Basically the data structure is following:
ClientId relationshipType AccountId
Client is the client, distinct person
Account is the credit, having an attribute of closed/open
relationshipType is the type of link, e.g. client can be borrower (or main borrower) or co-borrower or guarantor.
1. Account can have the flag which specifies whenever it's close or open.
2. The data set is growing over time, but application is not interested in accounts (and related clients) which are closed (mean after they have been processed), with exception 2a
2a. Scoring engine can potentionally navigate all the links in the distinct group (grath), e.g. if credit is open, scoring may potentially navigate all links in the grath, related to this open account, either through client id or account id.
3. The size of the working data should be limited and depends on the number of open accounts and their associated links.
4. Data for each group should be allocated in same node so the grid could do computing grid.
5. Application shoud be able to process events in form of new updates with insert/update/deletion of new client -> account links (if solution with using groups are used)

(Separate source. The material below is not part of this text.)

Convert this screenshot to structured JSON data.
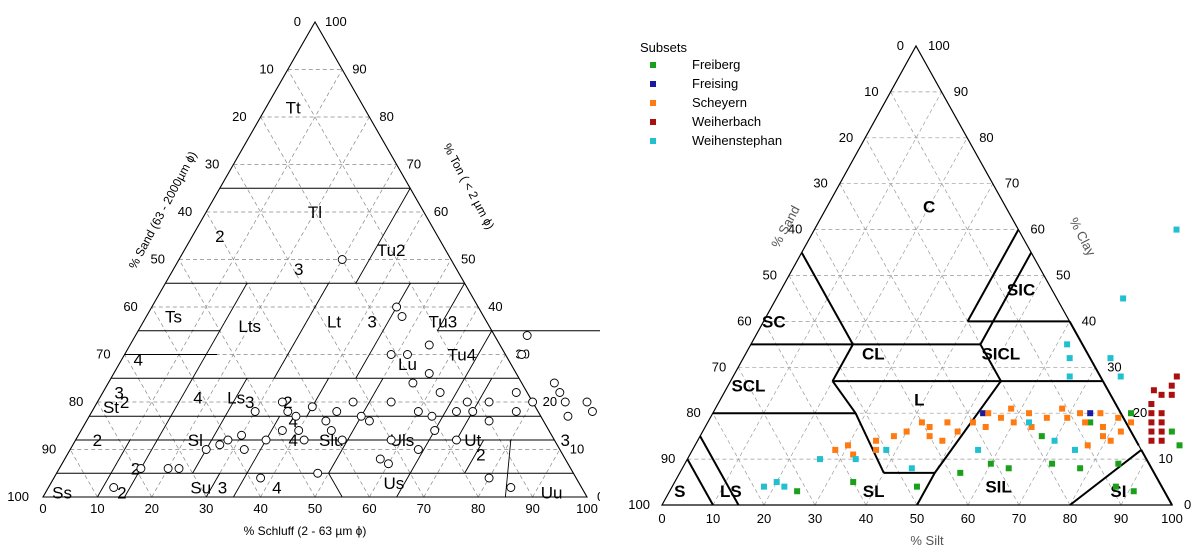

6. Size of the data (client to account links table) is 80M, of which it's estimated that around 8 mil links are really needed (size of links in independent graths with at least one account open)
1. First thing I have thinked of, is to create synthetic independent groups which do not have any links to any other client/account ids and have a flag of being open/closed
G1 - C1 - A1
G2- C2 - A2
G3 - C3 - A1
G4 - C2 - A6
But during investigation of real production data, there have been anomal groups which size more then 20000 (one is even 300k, but I think it's data issue, investingating further) links, which would bring the individual group size up to several hundred MBs.
This would potentially break the system to it's knees on processing certain groups, but I can not think of any good safeguard options. E.g. limit groups to size of let's 200 and just add new relationships to existing groups (may be an option) - but this would have same problem with data affinity key as in option 2 below.
Also during merging (process update/insert)/breaking groups (delete/update) the new groups may be potentially created and old deleted, this mean partiion key will have to be updated, creating a potential window of inconsistency in grid as I would have to update groupId in account and client entities.
2. Use the root as account with relationship of borrower (which we know can be only one) and potentially duplicate links the client account data structure groups.
However this breaks the requirement of having proper data affinity key, e.g.
G1 - C1 -BORROWER - A1 (ROOT)
G1 - C2 - GUARANTOR - A1
G2 - C2 - BORROWER - A3 (ROOT)
G3- C3 - GUARANTOR - A3
G3- C2 - GUARANTOR - A1
So if I choose groupId as affinity key, obviosly this would not work as the choosen roots would be different and the data will end up on different nodes (client/account entities) or even worse randomly in different nodes.
If anyone have an experience with such problem, any help would be appeciated.